Your mortar should be wet enough to allow you to simply press and wiggle your brick into place. Make sure you mix it for as long as you can to get it good and fatty, and don't add too much water too soon. A good test is to take some onto your trowel, and tap it against the bucket once to settle it then invert the trowel. It should stay there. Think "cake mix", not dough.
Last edited by Bookemdanno; 09-07-2012, 01:47 AM.
Reason: more info
Very good analogy for us lay folk...batter not dough. Thanks! I mixed up another batch today and laid some more. I'm telling the truth when I say that
1. I soaked my bricks for about 1 minute
2. My mortar was mixed to the consistency of a batter, I slapped the trowel on the end of the bucket and it settled right on there like I think it should (I've seen masons work and had my fill of youtube videos!).

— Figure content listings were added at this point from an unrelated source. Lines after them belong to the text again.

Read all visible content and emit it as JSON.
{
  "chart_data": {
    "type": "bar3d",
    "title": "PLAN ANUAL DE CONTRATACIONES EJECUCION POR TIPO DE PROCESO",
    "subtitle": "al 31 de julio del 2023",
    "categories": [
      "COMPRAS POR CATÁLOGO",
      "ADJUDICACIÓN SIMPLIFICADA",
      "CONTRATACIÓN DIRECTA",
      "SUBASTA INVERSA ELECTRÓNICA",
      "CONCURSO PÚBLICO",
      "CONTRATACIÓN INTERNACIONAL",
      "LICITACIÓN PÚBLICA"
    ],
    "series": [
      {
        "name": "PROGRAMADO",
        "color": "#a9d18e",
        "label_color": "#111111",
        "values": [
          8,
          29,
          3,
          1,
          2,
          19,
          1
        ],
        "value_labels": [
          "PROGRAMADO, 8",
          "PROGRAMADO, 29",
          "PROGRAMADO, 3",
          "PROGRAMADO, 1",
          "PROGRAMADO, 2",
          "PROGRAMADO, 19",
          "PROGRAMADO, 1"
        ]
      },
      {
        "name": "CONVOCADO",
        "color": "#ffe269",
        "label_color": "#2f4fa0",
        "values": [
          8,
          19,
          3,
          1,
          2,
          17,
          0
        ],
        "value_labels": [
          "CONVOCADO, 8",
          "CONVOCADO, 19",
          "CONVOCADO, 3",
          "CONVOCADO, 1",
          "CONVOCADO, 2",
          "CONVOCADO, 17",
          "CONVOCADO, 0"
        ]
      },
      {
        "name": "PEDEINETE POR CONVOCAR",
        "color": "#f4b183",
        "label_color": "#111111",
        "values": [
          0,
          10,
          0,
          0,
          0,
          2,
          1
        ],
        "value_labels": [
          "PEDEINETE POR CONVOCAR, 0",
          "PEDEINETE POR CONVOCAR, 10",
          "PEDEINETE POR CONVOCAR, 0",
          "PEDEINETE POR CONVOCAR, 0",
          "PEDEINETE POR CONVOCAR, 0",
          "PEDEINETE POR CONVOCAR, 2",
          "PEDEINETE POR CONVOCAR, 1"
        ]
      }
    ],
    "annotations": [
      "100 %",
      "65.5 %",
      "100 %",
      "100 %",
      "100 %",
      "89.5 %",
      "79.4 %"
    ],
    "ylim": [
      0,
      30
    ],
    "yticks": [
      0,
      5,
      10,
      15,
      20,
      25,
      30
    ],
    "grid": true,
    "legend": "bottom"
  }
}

And sure enough it seems as though the mortar is pulling from the brick. I'm using the homebrew method with 1:3:1:1 ratio. I started using silica sand because I used it for the clay/sand leveling medium and switch to a washed plaster sand. The only thing I can really think to do it soak them AND spray them just before they get laid.
GF- Congratulations on being a UCSD dad! Their aquatic dept is pretty respectable in the collegiate world if I remember correctly? That place has come a long way from some old buildings in a Eucalyptus grove when I was a kid..freaking palace now!! Your are more than the stop by anytime, my schedule is all over the place so just let me know and we'll see if it works!
A caveat- my dome is pretty photogenic. It might look like one of those Hollywood types who you wouldn't recognize in person because they don't have makeup on!